Charles Henry Pace was a Black gospel composer and publisher.
Charles Henry Pace (1886–1963) was an influential composer and publisher of Black gospel music, first in Chicago, Illinois, and then in Pittsburgh, Pennsylvania. Charles was born in Atlanta, Georgia, and his family moved north when he was young, eventually settling in Chicago in 1899. He studied trumpet and piano as a child, and his professional career began in 1910 when he played in a band in Benton Harbor, Michigan, and started a publishing company, Pace Music House, in Chicago. Around 1915 he began working as an arranger for Chicago-based Lillian M. Bowles, an early publisher of African American sacred music. He became choir director at Beth Eden Baptist Church in the Morgan Park neighborhood of Chicago in the mid-1920s.
Drawing from the membership of the church choir, he assembled the Pace Jubilee Singers, which ranged from seven to ten musicians and was briefly accompanied by Thomas Dorsey. The group performed on WGN, WLS, and WBCN and recorded over ninety sides for Victor, Brunswick, and other labels. As some of the first recordings made of this repertory, they influenced many later artists. Around 1934 he stopped working for Bowles and began working at Liberty Baptist Church. Also around this time he married Frankie (born Frances Scott in 1905 in Clinton, Louisiana), and together they established the Old Ship of Zion publishing company.

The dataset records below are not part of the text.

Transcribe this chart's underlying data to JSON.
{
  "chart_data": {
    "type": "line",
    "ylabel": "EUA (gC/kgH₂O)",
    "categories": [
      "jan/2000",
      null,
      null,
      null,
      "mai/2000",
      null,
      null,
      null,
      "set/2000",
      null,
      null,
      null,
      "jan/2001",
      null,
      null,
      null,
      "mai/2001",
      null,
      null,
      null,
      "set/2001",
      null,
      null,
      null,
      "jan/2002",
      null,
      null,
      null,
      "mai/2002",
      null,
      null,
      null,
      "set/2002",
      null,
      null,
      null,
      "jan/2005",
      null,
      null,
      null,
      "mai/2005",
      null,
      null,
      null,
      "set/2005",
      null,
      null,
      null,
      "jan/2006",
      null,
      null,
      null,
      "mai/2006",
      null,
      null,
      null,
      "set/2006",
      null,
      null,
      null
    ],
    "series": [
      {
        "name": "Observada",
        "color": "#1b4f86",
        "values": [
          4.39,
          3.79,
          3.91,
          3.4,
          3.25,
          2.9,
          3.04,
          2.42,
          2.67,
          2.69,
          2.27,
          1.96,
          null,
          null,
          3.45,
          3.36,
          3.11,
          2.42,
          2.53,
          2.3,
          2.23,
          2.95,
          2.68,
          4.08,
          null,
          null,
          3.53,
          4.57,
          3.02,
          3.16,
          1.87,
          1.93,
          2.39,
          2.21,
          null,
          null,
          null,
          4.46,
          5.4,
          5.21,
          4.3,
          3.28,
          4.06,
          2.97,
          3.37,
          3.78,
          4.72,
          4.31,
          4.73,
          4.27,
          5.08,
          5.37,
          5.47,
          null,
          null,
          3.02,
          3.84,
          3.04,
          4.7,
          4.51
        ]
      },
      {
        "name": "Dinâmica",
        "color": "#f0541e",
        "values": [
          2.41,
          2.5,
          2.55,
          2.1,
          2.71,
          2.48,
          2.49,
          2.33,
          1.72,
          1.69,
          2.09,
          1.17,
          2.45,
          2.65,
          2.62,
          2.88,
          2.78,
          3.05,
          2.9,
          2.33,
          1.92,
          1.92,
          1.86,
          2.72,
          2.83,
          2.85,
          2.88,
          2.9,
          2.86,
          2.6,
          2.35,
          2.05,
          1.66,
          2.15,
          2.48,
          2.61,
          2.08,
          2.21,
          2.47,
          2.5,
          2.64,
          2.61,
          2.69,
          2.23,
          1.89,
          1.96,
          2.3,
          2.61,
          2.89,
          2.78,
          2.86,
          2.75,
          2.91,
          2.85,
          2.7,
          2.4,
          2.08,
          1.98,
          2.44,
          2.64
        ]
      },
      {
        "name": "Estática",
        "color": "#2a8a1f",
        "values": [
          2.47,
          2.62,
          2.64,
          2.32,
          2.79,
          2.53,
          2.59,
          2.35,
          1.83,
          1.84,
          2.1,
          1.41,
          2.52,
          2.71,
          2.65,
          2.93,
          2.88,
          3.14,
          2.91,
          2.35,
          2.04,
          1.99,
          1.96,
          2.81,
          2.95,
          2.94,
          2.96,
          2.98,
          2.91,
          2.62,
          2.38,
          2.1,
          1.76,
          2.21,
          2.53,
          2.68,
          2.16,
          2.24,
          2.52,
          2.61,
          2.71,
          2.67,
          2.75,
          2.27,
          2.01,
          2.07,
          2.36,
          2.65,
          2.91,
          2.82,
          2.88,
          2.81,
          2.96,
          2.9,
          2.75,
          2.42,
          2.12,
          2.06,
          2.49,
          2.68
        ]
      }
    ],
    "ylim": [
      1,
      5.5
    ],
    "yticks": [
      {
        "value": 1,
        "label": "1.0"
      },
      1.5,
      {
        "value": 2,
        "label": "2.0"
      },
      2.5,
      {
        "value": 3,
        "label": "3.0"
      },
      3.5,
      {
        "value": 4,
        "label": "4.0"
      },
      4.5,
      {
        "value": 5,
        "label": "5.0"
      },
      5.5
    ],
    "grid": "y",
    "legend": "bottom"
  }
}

In 1936 Reverend A. W. Nix invited Charles to serve as music director at Tabernacle Baptist Church in the North Side neighborhood of Pittsburgh. After arriving in Pittsburgh, the Paces quickly started the Pace Choral Union, a gospel choir of twenty-five singers that was enlarged to as many as 300 singers for special performances. The Paces moved Old Ship of Zion to Pittsburgh, establishing a store and office on Centre Avenue in the Hill District. The store was an important community meeting place and hub for visiting musicians, including Louis Armstrong and W. C. Handy. Since gospel was not supported by major publishing companies, the Paces published their own music and distributed it through a nationwide network of Black-owned music stores, helping establish the infrastructure that facilitated the growth of the gospel industry.
In 1952 the publishing company was rebranded as Charles H. Pace Music Publishers. Charles grew ill in 1959, and Frankie assumed full business responsibilities. When Charles died in 1963, she changed the name of the store to Pace’s Music Store. The store and the Paces’ musical careers were integral components of their community work and activism. Frankie was especially politically active, taking a leadership role in many organizations. She was president of the Hill District Homeowners and Tenants Association, president of Citizens for Hill District Renewal, and a board member on the Mayor’s Committee on Human Resources, Urban League for Pittsburgh, Opportunities Industrialization Center, Allegheny Housing Rehabilitation Corporation, and NAACP of Pittsburgh.